If your magazine were part of a train, which car would it be?
This isn’t some Barbara Walters question circa 1987. It’s a legit question that every modern-day magazine staff should answer.
In our recent work with the Shipley School, a top-flight independent school in Philadelphia where 25 percent of students are National Merit Scholars, Zehno developed a new strategy and prototype for a redesigned magazine that serves multiple audiences. It performs specific functions for alumni, admissions, development and parent relations. Looks great, too.
When presented with the new magazine prototype, Susan Manix, director of communications and marketing, said, “This will change our magazine from being the caboose on the communications train to being the engine.” She’s right.
That got me thinking about the whole train thing — and whether most institutional magazines lead or follow.

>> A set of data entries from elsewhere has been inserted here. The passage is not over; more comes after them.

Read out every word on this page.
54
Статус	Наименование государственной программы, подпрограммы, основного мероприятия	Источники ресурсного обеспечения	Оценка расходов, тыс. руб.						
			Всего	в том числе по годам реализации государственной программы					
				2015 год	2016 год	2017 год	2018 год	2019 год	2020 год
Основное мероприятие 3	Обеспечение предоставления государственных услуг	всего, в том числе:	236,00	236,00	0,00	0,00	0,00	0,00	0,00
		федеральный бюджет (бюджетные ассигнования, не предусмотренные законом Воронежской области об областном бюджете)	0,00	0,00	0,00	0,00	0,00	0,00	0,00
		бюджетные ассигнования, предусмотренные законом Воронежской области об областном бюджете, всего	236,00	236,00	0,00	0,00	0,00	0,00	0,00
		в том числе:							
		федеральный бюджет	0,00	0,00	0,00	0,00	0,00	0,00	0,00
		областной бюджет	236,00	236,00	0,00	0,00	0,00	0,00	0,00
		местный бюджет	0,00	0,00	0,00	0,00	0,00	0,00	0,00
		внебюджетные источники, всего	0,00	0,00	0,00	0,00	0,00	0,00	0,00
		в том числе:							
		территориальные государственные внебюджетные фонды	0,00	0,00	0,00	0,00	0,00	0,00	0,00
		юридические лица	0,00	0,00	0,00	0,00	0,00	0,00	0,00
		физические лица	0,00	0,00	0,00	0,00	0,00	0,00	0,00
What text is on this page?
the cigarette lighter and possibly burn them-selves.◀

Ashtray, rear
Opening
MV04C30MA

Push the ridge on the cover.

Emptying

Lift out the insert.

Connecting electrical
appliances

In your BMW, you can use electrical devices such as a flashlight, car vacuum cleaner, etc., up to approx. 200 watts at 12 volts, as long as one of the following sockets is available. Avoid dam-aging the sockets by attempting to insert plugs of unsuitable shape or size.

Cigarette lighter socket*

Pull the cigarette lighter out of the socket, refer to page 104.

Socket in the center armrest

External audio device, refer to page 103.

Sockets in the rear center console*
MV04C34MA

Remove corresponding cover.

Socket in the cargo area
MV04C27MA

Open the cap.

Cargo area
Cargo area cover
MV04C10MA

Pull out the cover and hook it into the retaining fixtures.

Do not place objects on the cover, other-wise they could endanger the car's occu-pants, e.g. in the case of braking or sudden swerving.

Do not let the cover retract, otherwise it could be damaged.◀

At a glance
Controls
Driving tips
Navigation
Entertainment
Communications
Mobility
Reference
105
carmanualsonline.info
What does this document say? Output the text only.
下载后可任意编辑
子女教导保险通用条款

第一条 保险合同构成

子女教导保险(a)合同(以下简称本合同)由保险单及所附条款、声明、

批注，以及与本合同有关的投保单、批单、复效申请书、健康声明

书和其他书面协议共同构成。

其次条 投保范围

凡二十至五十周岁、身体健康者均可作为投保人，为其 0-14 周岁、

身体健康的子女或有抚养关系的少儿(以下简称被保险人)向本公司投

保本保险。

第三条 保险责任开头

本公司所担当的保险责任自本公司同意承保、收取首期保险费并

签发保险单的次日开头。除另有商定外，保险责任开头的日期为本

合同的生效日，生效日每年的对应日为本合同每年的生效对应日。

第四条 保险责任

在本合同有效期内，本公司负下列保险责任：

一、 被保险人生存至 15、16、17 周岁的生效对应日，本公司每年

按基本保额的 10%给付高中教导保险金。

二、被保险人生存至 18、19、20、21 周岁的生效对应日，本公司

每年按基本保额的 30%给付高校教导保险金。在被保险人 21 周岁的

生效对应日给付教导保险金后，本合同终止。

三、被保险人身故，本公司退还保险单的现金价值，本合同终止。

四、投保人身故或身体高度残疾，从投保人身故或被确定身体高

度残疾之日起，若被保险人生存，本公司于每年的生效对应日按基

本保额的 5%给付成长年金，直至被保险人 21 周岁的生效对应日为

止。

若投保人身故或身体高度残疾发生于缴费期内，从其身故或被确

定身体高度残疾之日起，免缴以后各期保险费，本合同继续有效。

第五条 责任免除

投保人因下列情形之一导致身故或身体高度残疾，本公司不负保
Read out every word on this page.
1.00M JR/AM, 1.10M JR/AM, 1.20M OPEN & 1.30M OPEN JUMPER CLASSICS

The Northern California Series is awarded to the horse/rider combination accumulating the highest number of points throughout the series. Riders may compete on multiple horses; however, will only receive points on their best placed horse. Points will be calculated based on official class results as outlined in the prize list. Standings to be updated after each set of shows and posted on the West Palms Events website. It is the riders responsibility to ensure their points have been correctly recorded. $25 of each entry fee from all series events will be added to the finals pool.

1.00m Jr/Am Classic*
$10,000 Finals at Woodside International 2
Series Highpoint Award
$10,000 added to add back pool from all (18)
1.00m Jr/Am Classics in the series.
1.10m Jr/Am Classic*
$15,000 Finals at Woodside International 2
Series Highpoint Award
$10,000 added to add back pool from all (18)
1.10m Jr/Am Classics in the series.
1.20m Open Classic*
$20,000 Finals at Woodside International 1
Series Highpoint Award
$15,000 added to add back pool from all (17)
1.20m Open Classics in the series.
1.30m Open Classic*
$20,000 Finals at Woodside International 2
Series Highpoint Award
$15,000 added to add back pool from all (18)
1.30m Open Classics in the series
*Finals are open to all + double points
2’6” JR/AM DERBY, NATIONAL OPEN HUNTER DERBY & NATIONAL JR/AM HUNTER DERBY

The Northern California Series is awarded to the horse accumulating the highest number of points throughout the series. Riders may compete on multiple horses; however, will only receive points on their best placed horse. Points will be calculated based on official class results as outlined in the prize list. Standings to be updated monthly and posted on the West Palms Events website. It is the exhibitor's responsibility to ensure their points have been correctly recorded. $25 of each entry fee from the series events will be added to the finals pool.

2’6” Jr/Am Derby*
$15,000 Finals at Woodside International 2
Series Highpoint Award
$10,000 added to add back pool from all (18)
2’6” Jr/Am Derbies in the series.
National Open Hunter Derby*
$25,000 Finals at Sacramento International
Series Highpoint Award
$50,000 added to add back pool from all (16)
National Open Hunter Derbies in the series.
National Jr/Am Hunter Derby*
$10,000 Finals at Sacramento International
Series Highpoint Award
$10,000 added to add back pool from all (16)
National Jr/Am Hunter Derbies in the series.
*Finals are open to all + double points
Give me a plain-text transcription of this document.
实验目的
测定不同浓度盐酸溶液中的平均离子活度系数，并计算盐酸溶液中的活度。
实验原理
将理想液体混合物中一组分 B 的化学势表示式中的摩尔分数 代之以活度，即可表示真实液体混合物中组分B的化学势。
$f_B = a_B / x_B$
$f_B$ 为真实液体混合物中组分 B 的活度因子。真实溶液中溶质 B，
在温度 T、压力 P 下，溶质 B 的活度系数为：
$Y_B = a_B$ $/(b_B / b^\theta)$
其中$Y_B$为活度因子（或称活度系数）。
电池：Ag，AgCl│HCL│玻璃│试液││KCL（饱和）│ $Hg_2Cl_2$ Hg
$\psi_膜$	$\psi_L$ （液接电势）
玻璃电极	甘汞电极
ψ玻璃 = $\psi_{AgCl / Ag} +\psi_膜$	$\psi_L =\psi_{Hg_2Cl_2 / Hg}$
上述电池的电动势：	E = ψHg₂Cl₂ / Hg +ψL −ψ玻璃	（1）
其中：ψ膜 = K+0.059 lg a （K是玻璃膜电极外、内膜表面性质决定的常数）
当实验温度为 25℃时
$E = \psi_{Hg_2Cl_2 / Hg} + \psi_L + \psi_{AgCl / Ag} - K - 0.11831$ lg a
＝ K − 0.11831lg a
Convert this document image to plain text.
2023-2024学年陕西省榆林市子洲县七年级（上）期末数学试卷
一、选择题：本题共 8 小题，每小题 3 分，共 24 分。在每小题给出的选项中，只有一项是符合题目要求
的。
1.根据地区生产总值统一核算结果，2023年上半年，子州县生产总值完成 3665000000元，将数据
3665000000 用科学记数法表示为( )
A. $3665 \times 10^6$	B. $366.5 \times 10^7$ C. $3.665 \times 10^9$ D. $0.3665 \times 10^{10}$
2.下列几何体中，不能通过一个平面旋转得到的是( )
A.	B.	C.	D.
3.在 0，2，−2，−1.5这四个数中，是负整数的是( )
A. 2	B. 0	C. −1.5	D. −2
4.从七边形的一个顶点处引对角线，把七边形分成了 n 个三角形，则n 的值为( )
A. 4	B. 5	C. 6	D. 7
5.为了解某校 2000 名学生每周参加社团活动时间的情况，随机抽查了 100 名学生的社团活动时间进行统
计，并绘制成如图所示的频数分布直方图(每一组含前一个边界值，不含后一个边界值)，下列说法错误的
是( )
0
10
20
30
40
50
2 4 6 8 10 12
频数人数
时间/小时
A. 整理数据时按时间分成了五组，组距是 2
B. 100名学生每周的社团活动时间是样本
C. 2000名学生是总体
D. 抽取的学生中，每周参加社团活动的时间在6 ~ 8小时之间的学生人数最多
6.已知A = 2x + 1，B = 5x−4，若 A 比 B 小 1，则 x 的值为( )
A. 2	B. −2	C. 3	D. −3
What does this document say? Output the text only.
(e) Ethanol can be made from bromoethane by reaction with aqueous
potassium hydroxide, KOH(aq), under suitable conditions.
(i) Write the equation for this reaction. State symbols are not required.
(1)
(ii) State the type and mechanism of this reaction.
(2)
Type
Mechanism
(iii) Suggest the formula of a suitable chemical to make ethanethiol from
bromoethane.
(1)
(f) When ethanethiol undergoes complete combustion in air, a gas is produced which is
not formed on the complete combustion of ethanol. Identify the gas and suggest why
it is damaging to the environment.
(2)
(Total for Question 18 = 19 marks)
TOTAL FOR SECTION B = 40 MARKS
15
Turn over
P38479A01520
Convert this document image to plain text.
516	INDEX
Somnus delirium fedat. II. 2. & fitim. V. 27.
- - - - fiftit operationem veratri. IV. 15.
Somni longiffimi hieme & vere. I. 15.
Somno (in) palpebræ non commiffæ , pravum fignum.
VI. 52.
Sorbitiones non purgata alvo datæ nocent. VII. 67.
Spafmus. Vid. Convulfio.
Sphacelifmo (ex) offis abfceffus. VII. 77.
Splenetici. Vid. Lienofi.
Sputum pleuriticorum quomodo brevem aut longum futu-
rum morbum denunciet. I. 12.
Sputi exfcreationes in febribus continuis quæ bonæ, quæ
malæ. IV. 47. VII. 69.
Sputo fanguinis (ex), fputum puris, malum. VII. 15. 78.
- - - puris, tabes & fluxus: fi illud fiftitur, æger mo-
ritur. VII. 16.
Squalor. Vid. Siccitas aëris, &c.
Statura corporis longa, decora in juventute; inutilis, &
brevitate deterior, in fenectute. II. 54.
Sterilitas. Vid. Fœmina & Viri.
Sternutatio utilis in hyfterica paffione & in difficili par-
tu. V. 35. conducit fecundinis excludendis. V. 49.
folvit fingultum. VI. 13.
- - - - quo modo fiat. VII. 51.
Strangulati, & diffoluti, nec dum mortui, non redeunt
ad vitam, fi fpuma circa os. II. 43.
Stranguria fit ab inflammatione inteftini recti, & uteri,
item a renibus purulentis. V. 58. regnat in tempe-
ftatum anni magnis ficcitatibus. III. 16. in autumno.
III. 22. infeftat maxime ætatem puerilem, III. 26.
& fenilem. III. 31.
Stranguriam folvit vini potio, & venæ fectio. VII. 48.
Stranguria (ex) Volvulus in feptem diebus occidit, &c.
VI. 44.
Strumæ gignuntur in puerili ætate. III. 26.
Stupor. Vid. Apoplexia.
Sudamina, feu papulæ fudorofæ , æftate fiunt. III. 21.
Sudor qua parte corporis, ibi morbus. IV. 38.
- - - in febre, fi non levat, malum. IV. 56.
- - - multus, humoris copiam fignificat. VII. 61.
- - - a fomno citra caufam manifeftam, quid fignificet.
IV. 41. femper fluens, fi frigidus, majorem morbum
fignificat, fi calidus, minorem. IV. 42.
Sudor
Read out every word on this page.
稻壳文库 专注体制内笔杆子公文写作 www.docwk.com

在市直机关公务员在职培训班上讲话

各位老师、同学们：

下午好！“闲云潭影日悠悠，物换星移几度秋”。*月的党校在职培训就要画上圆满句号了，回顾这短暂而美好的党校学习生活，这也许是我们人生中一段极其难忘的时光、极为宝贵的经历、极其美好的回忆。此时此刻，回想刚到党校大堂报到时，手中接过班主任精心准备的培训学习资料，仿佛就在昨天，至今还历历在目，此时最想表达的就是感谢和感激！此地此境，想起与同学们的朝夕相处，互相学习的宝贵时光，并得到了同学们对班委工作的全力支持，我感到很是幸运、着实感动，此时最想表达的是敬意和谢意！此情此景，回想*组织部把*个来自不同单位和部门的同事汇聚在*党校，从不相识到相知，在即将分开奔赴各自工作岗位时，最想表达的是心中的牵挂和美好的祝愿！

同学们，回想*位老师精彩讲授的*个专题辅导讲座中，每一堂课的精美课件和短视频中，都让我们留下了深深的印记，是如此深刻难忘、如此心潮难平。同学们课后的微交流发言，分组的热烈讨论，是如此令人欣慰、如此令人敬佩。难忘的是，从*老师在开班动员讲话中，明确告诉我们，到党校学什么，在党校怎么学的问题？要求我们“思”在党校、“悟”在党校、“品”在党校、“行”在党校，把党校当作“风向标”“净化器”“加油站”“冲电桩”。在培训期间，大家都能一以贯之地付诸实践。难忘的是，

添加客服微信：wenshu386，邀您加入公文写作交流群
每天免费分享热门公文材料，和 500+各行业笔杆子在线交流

So back to the deep question: where does your magazine fit on the train?
It’s the caboose
At some institutions, the magazine is an afterthought. It’s what you work on after you’ve finished your day-to-day projects and cleaned off your desk. A caboose magazine rehashes six months of new releases to populate the “news” section. The editorial “plan” just happens. The magazine isn’t seen as an exciting opportunity to publish bold material or cover intriguing issues; it’s viewed as a last chance to dish up the scraps.
It’s the engine
At some institutions, the magazine is a lead communications tool. It’s what you work on first. An engine magazine is the center of the communications universe. Careful attention is paid to developing interesting, strategic magazine content that will later radiate through other communications tools. The editorial plan is a defined strategy that repurposes content through the web, social media, email, print, video, advertising and other channels. The engine magazine drives content.
It’s the car in the repair shop
You’ve got your work cut out for you!